E così, nell’anno dedicato alla lotta contro la povertà e l'esclusione sociale che rischia di chiudersi con il paradossale aumento dei poveri (da 79 a 84 milioni) a Parigi s’è parlato di “Povertà e impoverimento in Europa tra crisi economica e soggetti sociali” (.pdf) in un articolato seminario promosso oltre che dalle Acli anche dal Centro Europeo per i problemi dei lavoratori (Eza) e della Commissione Europea con la presenza di Jacques Delors, già presidente della stessa Commissione stessa.
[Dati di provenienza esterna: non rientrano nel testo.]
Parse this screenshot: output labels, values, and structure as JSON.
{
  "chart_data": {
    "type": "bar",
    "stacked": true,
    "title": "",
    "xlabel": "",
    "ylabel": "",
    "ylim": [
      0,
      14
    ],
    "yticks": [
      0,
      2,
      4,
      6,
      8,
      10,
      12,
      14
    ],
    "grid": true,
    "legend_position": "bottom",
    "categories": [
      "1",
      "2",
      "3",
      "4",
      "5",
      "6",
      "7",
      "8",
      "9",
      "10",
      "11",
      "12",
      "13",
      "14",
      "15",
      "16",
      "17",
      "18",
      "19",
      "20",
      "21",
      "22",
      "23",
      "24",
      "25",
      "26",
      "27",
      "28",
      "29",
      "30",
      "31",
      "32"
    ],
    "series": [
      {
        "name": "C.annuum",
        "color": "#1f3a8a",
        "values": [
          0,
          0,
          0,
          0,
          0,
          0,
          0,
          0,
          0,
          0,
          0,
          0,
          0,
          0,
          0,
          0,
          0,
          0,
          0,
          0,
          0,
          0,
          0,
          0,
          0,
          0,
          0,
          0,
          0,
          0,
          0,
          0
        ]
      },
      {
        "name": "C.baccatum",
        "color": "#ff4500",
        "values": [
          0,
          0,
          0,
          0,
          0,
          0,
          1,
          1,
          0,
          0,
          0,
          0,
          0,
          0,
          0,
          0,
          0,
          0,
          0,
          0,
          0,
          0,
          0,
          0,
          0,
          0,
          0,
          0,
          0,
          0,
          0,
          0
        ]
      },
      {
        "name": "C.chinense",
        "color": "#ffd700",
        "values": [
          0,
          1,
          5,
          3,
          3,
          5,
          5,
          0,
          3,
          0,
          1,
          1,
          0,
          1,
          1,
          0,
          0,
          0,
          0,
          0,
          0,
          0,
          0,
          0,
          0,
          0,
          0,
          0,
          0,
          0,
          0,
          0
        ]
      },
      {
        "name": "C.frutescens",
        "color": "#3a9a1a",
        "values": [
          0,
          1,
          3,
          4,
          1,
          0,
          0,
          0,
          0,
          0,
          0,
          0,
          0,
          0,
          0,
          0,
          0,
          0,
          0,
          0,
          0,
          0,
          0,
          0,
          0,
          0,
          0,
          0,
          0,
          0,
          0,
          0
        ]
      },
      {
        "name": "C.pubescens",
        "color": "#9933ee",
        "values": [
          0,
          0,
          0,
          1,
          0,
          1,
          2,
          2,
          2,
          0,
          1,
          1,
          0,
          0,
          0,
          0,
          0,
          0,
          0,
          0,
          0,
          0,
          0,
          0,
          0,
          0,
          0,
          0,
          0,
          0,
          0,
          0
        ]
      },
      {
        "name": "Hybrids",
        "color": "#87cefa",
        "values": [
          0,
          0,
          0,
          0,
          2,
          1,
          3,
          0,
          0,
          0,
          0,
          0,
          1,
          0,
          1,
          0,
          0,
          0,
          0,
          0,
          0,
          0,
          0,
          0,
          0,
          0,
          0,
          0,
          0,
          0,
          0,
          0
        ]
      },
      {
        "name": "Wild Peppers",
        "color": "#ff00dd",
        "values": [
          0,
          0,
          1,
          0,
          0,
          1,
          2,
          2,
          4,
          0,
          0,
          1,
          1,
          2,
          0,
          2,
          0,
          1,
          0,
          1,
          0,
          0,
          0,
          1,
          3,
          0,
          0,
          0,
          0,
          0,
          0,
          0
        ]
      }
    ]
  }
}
Per le Acli, la gravità e le conseguenze della crisi sono state l’occasione per sostenere la necessità di costruire con urgenza una “rete di protezione europea contro la povertà”. In un documento di scenario (.pdf) predisposto per il dibattito hanno chiesto una specifica “direttiva comunitaria sui servizi alla persona”, per armonizzare “sia le condizioni di erogazione dei servizi sociali nei vari Stati membri, sia lo statuto degli operatori sociali”.
Ma non solo. La dove il welfare non arriva “occorre creare - ha spiegato Andrea Oliviero - una copertura assicurativa per il palese rischio di mancanza di autonomia” di un numero sempre maggiore di cittadini. L’inserimento in tutti i sistemi nazionali di questo tipo di assicurazione, che già esiste in Germania e Lussemburgo, se generalizzata a livello comunitario, consentirebbe per esempio di fronteggiare i fenomeni dell’invecchiamento della popolazione e dei bisogni specifici della terza e quarta età, come la non autosufficienza e malattie come l’Alzheimer od il Parkinson. Ma il problema non si limita agli anziani.
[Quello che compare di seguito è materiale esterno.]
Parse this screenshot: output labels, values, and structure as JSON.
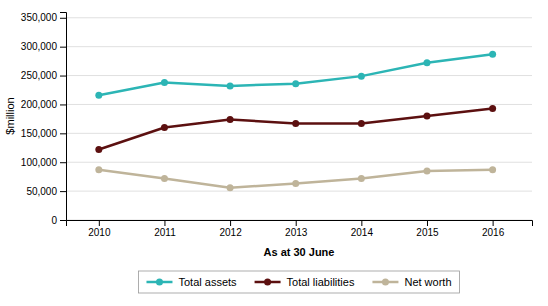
{
  "chart_data": {
    "type": "line",
    "x": [
      2010,
      2011,
      2012,
      2013,
      2014,
      2015,
      2016
    ],
    "series": [
      {
        "name": "Total assets",
        "color": "#2CB5B5",
        "values": [
          216000,
          238000,
          232000,
          236000,
          249000,
          272000,
          287000
        ],
        "marker": "circle",
        "line_style": "solid"
      },
      {
        "name": "Total liabilities",
        "color": "#5C1010",
        "values": [
          122000,
          160000,
          174000,
          167000,
          167000,
          180000,
          193000
        ],
        "marker": "circle",
        "line_style": "solid"
      },
      {
        "name": "Net worth",
        "color": "#BFB49A",
        "values": [
          87000,
          72000,
          56000,
          63000,
          72000,
          85000,
          87000
        ],
        "marker": "circle",
        "line_style": "solid"
      }
    ],
    "xlabel": "As at 30 June",
    "ylabel": "$million",
    "xlim": [
      2009.5,
      2016.6
    ],
    "xticks": [
      2010,
      2011,
      2012,
      2013,
      2014,
      2015,
      2016
    ],
    "ylim": [
      0,
      360000
    ],
    "yticks": [
      0,
      {
        "value": 50000,
        "label": "50,000"
      },
      {
        "value": 100000,
        "label": "100,000"
      },
      {
        "value": 150000,
        "label": "150,000"
      },
      {
        "value": 200000,
        "label": "200,000"
      },
      {
        "value": 250000,
        "label": "250,000"
      },
      {
        "value": 300000,
        "label": "300,000"
      },
      {
        "value": 350000,
        "label": "350,000"
      }
    ],
    "grid": true,
    "legend": "bottom"
  }
}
Occorre agire infatti e farlo presto, perché i numeri non lasciano dubbi quanto all’urgenza del tema. Le stime dell’Unione europea, riprese anche dal documento della Coalizione Italiana contro le Povertà (.pdf) parlano di 84 milioni di persone a rischio povertà nell’Unione, il 16% dell’intera popolazione. Una percentuale che aumenta per alcuni gruppi specifici. I bambini a rischio povertà sono ben 19 milioni (il 19% di tutti i bambini dell’Ue). Stessa percentuale per gli anziani. Le donne (17%) e soprattutto le donne single (25%) sono più colpite rispetto agli uomini (15%). Le famiglie monoparentali rappresentano anch’esse un gruppo particolarmente esposto con il 32% del totale a rischio di povertà.
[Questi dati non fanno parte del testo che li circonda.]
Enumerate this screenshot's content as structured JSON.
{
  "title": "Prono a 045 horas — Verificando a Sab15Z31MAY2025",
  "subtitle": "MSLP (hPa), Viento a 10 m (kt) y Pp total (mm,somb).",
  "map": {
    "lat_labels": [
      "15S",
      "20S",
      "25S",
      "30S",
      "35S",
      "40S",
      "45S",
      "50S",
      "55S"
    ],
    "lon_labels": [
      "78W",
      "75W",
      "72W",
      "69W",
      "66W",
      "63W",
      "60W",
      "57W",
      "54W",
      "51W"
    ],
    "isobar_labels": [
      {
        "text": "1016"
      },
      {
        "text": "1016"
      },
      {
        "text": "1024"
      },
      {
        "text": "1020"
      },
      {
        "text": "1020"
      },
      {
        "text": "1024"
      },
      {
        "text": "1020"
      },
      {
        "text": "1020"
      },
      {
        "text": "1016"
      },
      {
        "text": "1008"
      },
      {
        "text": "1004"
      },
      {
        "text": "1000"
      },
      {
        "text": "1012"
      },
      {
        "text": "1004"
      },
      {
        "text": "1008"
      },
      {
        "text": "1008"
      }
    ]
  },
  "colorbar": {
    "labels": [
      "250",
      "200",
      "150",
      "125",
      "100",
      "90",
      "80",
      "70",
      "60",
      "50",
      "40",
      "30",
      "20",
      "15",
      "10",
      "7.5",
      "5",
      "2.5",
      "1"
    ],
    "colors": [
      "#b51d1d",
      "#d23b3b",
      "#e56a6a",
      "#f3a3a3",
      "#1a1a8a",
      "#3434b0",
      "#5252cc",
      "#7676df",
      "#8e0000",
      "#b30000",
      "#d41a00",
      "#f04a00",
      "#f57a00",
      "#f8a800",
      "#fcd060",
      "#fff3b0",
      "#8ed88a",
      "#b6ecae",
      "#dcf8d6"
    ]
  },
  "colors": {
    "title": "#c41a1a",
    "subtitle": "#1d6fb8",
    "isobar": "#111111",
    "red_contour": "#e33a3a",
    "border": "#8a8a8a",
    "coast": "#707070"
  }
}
Ma il problema colpisce ovviamente e innanzitutto i disoccupati (41%), anche se un lavoro non costituisce sempre una solida garanzia contro la povertà. Sono sempre di più, infatti, le persone che, pur avendo un lavoro retribuito, vanno ad ingrossare le fila dei lavoratori poveri, che costituiscono ormai ben l’8% di tutti i lavoratori dell’Unione europea. “L’ambizione del Trattato di Lisbona non ci ha dato un’Europa meno povera – ha continuato Olivero - e se non si agisce contemporaneamente sui meccanismi del mercato e sulle disuguaglianze sociali non raggiungeremo mai l’obiettivo di ridurre la povertà del 25% entro il 2020”.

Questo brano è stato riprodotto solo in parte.